Everyone involved in this project is excited that, less than a year from the project’s inception, we are launching what is now an eight-layer custom Google map documenting so many aspects of the Town’s history.  I want to give special shout-outs to Eliza Cohen, who is beginning her college studies at the Shanghai, China, campus of New York University; Collin Bonnell, who is off to college at Fordham University in New York City, and Yael Bessoud, who, with an Associate Degree in History from Quincy College completed, is now continuing his studies toward a B.A. in Education at Framingham State University.

The map project is ongoing. I appreciate the recent assistance of Geri Duff, who found digital images for many of the historic homes on the Google map and house histories compiled by Historical society volunteers over many years of Hingham Historical House Tours.  With these, I have been able to enrich the descriptions for many sites.

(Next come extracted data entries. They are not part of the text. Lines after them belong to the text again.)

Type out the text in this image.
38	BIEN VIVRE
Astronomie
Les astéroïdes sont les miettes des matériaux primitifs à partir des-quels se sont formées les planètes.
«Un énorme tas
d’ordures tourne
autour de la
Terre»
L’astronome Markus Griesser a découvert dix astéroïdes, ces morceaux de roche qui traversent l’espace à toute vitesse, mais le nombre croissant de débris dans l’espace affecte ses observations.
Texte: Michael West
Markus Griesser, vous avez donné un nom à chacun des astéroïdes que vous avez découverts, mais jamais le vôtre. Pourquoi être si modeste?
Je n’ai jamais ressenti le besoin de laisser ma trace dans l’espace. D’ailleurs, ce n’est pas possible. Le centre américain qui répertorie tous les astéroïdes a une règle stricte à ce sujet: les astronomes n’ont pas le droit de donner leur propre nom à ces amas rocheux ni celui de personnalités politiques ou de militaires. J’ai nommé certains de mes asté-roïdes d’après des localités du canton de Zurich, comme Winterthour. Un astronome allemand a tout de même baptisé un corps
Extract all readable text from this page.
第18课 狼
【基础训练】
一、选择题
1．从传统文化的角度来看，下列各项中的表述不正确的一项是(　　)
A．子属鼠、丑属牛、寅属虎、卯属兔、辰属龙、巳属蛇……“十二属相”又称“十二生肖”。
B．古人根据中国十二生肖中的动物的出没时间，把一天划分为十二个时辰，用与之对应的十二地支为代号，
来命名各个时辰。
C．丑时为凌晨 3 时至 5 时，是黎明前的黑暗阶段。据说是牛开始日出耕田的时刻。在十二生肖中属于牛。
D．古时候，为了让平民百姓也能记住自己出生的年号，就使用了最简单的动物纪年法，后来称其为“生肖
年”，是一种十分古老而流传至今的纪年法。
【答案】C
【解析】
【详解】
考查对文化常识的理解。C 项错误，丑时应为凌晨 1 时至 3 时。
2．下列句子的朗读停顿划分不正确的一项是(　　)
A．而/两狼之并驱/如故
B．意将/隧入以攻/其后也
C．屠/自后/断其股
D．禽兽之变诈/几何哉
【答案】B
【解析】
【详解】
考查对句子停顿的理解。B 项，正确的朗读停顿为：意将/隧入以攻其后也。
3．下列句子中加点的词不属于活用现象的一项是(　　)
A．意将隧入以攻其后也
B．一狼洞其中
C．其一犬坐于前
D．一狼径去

Other resources of value to the project have included: the entries on this blog, which document many of the archival resources that we have tied into map descriptions; Martha Reardon Bewick’s well-researched Lincoln Day address this year, which filled in much detail about the abolitionist gathering at Hingham’s Tranquility Grove (a site on one of the map layers); photos and stories provided by Town Historian Alexander Macmillan; and valuable clues about Hingham’s extensive dairy farm history provided by Peter Hersey, based on the labels from his historic milk bottle collection.

Any project worth doing “takes a village” . . . or in this case, a Town.